Ein Reisebericht ist ein Bericht von einer Reise, der den Leser mit den Leiden, aber auch den Freuden des Reisenden vertraut machen soll. So kann er die Neugierde des Lesers wecken, fesselt ihn durch eine spannende Handlung wie ein Abenteuerroman an die Lektüre und kann dabei zugleich Bildungspotential entfalten. Auch durch abwechselnde Erzähltechniken ist der Reisebericht ein klar heterogenes Genre. Der Reisebericht, den Julius Payer (1841–1915) im Jahr 1876 in Wien auf deutsch veröffentlichte, entspricht dieser breiten Definition genau. Payer schildert darin das Schicksal der österreichisch-ungarischen Expedition, die im Sommer 1872 an Bord des mit Dampfmotor ausgestatteten Segelschiffs Tegetthoff aufbrach, um Möglichkeiten für die Schifffahrt zwischen Europa und dem Fernen Osten sowie möglicherweise auch Amerika über die sogenannte Nordostpassage zu erkunden. Die 24 mutigen Männer unter der Leitung von Carl Weyprecht konnten ihre Aufgabe aber nicht erfüllen, da das arktische Klima noch längst nicht so durch das menschliche Handeln beeinflusst war wie heute. Schon nach wenigen Wochen wurde das Schiff samt Besatzung unwiderruflich von einem Eispanzer eingeschlossen. Dennoch, oder besser gerade deshalb, gelang es der Expedition dank des langsam driftenden Eises und der Unbeweglichkeit, zu der das darin befindliche Schiff verdammt war, im Lauf der 812 Tage der Gefangenschaft im Eis einige interessante Entdeckungen über die Geografie, Biologie und Geologie der unerforschten und nie von Menschen besuchten nördlichen Region zu erzielen. Zweifelsohne war ihr größter Erfolg die Entdeckung des später so genannten Franz-Joseph-Landes, einer dauerhaft eisbedeckten, auf ungefähr 80 Grad nördlicher Breite liegenden Inselgruppe. Als erster überhaupt versuchte Julius Payer diese unbekannte und unwirtliche Inselgruppe zu kartieren.

 

Der in Schönau bei Teplitz (heute ein Teil des nordböhmischen Teplice) geborene Payer erwies sich nicht nur als hervorragender Kartograf, kompetenter und mutiger Polarforscher, Alpinist und Kommandant dreier Forschungsreisen zum zugefrorenen Archipel, sondern auch als hervorragender und literarisch begabter Dokumentarist. Sein in gekürzter Form ins Tschechische übersetzte Werk wird in dieser wie auch in der ersten Ausgabe von 1969 von zwei recht umfangreichen Texten von Jaroslav Hošek gerahmt, dem Übersetzer und Herausgeber der ersten Ausgabe. In seinem Vorwort mit dem bezeichnenden Titel Was vorher geschah (Co předcházelo, S. 17–84) schildert Hošek sehr weitschweifig die Geschichte der Erforschung des Polargebiets vor Payers Expedition.

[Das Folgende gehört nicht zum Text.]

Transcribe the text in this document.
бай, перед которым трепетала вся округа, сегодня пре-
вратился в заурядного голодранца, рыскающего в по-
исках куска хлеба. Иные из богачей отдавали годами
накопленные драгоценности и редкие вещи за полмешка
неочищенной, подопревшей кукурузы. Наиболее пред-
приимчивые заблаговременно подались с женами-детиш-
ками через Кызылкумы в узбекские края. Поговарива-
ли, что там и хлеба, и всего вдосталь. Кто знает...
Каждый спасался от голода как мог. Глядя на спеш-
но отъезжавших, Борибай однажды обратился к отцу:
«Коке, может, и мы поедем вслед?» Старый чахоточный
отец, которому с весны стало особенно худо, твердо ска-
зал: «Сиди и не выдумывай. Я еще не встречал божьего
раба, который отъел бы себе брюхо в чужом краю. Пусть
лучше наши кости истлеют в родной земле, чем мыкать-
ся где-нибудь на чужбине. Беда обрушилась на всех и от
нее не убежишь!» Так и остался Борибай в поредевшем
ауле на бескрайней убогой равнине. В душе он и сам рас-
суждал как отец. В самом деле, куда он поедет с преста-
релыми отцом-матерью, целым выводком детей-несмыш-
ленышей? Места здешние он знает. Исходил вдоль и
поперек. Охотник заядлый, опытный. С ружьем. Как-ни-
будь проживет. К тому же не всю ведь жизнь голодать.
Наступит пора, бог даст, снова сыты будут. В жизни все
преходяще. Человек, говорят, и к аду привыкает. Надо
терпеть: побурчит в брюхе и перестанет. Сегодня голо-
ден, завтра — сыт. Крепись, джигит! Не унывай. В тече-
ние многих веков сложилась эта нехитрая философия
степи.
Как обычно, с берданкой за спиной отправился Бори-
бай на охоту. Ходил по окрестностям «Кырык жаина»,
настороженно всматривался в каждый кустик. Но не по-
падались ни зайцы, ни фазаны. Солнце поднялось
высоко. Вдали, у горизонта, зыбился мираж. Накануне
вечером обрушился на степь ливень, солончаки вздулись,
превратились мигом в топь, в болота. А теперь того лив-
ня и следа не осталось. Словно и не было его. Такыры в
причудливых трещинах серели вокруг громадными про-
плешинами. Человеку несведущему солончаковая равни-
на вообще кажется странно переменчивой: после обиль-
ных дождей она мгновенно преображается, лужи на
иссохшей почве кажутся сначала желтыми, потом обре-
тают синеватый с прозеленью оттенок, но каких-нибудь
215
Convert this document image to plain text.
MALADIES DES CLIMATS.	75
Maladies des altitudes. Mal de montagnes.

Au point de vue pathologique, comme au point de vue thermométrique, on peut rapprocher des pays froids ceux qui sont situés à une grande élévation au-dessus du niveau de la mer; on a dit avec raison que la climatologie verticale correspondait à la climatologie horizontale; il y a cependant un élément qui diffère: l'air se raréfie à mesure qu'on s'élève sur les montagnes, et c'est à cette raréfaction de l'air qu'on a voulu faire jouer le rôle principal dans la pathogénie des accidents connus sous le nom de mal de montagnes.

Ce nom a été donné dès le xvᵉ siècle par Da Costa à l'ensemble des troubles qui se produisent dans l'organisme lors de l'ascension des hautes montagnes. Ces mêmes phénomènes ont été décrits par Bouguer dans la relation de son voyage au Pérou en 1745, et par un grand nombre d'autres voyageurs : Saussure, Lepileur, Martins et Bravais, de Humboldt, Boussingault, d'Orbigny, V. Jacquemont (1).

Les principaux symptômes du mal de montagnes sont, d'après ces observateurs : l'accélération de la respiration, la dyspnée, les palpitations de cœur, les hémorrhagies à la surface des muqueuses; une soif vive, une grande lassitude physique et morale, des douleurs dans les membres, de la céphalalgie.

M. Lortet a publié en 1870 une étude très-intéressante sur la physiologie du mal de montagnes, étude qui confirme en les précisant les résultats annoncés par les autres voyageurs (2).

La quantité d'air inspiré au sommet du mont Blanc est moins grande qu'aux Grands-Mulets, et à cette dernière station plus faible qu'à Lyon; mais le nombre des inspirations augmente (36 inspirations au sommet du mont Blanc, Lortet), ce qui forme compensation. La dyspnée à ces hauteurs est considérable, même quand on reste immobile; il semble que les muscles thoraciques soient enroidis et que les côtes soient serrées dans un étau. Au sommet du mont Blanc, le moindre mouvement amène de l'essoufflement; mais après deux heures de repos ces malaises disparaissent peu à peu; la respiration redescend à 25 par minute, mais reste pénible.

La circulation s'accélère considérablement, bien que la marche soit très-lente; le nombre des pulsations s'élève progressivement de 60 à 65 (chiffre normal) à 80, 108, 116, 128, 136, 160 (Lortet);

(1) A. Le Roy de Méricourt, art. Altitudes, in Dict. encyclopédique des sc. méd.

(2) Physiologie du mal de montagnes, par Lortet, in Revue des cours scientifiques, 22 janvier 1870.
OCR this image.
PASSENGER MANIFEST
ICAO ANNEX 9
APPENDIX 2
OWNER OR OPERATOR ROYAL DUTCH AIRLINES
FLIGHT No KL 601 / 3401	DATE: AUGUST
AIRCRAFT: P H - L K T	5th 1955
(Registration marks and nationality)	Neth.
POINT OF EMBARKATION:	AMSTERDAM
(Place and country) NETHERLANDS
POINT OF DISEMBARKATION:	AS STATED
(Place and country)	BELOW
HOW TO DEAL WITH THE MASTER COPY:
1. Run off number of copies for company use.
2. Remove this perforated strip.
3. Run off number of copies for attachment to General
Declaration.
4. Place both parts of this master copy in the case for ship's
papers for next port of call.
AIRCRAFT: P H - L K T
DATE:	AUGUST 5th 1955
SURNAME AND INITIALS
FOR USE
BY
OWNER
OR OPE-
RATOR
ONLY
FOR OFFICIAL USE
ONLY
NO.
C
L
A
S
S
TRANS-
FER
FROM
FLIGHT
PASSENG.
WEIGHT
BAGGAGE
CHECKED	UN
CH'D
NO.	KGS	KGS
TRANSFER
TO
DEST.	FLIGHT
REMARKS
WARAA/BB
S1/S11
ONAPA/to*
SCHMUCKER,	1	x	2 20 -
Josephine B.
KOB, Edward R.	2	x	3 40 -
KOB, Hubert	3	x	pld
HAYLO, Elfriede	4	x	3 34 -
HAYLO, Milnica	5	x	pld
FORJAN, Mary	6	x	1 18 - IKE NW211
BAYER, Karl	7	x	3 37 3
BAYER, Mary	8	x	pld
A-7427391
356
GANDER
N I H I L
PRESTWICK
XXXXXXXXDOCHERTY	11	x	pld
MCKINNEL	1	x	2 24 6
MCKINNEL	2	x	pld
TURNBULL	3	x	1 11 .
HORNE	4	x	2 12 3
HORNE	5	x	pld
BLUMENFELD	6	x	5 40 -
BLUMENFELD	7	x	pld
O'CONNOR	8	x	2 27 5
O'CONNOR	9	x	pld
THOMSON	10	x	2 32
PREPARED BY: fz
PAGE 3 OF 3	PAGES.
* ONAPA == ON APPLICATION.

In die Aufzählung der kanonisierten Koryphäen der Entdeckungsreisenden integriert er auch quasi unbekannte russische Forscher wie z. B. den Kartografen und Admiral Nikolai Gustawowitsch Baron Schilling (1828–1910), sowie Pjotr A. Kropotkin (1842–1921), der weniger durch die Kartografie, sondern mehr durch seine politischen, anarchokommunistischen Aktivitäten bekannt geworden ist. Des weiteren erinnert Hošek an Payers alpinistische und militärische Abenteuer in Norditalien sowie an seine Verdienste bei der Kartierung der Südtiroler Alpen. Man erfährt von seiner Beteiligung an der Expedition nach Grönland 1869/70 und von den komplizierten Vorbereitungen der beschriebenen Expedition. Im Nachwort mit dem wiederum vielsagenden Titel Was danach geschah (Co bylo potom, S. 381–420) befasst sich Hošek kurz mit den späteren Expeditionen nach Franz-Joseph-Land, um sich dann noch den Biografien von „fünf Landsleuten“ und des Kommandanten Carl Weyprecht zuzuwenden.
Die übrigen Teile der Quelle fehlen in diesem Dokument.